报告题目:Vorton Dark Matter through Stable Superconducting Strings
报 告 人:Fengwei Yang, University of Florida
报告时间:2025年7月1日10:00
报告地点:物理楼W361
报告简介:The cosmic string can be superconducting, with fermionic or bosonic charged carriers propagating along the string. Fermionic superconducting strings emerge by introducing fermions that couple to the complex scalar field that constitutes the string. The fermion zero modes are bounded to the string as required by the index theorem. The Fermi pressure provided by fermion zero modes counterbalances the string weight, giving a stable string loop configuration, known as a vorton. The stability of vorton remains an open question. For example, the loop shrinkage may overshoot zero modes, the maximal Fermi energy of zero modes may not be large enough to avoid zero modes energetically jumping off of the string, the calculations of zero-mode decay rate are not consistent in the literature, and so on. In this talk, I will address these stability problems. Since the vorton stability depends on string dynamics (including string loop contraction and radiation), zero-mode decay, quantum tunneling, and scattering processes, I will tackle these problems at both classical and quantum levels. Our results show that the vorton can be cosmologically stable and thus it is intriguing to consider vorton dark matter.

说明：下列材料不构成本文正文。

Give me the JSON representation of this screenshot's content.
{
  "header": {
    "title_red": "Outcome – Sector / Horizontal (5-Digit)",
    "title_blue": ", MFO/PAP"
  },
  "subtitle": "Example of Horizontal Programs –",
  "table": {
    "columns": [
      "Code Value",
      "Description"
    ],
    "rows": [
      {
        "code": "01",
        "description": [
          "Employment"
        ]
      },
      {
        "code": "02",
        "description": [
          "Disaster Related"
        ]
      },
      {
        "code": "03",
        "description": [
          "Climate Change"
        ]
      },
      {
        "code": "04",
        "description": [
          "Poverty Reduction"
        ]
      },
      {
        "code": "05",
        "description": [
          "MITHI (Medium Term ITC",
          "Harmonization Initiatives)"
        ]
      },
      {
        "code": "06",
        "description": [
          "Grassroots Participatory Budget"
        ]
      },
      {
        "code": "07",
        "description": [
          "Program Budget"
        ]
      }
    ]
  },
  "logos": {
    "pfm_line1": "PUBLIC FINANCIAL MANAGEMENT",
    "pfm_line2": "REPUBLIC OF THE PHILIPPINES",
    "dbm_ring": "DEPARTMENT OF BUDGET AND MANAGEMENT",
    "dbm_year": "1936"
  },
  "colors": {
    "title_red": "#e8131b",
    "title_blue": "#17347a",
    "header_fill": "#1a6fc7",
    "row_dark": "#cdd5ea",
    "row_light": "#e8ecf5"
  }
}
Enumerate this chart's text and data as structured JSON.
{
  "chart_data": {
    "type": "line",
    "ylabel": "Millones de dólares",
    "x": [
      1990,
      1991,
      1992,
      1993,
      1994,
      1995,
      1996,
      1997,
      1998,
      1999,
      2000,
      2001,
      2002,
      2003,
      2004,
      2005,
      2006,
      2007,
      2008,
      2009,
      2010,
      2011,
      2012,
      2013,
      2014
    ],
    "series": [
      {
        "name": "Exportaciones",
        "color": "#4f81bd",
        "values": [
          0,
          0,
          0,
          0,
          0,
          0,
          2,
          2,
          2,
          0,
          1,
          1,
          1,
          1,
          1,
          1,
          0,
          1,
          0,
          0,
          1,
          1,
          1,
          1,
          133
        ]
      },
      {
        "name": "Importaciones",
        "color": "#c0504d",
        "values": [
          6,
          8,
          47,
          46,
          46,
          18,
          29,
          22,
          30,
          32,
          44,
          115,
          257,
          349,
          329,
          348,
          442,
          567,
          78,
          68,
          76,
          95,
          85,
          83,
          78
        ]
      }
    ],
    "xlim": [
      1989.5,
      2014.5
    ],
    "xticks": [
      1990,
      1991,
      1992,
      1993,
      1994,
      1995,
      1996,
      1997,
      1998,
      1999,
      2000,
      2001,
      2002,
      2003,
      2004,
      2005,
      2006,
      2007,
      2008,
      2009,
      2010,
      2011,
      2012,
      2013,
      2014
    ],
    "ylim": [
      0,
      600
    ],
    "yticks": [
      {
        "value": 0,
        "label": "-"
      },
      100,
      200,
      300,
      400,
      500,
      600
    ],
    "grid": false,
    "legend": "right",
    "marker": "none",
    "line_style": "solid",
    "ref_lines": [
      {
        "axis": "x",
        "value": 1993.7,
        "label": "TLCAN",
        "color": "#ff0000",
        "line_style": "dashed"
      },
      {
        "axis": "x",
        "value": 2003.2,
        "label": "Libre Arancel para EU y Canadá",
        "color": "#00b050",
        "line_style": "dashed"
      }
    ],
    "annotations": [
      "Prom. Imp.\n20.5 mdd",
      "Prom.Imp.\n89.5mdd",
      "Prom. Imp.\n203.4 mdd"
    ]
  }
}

报告人简介:Dr. Fengwei Yang is a postdoctoral associate in the Department of Physics at the University of Florida. He received his B.S. in Astronomy from Nanjing University in 2017 and completed his Ph.D. in Physics at the University of Utah in 2023. His research lies at the intersection of cosmology, gravitational wave (GW) physics, and beyond-the-Standard-Model (BSM) physics, with a particular focus on early-universe phenomena that offer insight into energy scales inaccessible to current colliders. His recent work centers on cosmic strings, encompassing model building, analytical studies, and data analysis using LIGO–Virgo observations. In addition, he has investigated the direct detection of BSM particles through precision experiments and explored astrophysical signatures of new physics. Dr. Yang integrates data from a range of sources—including laser interferometers, telescopes, and table-top experiments—to advance the search for fundamental physics beyond the Standard Model.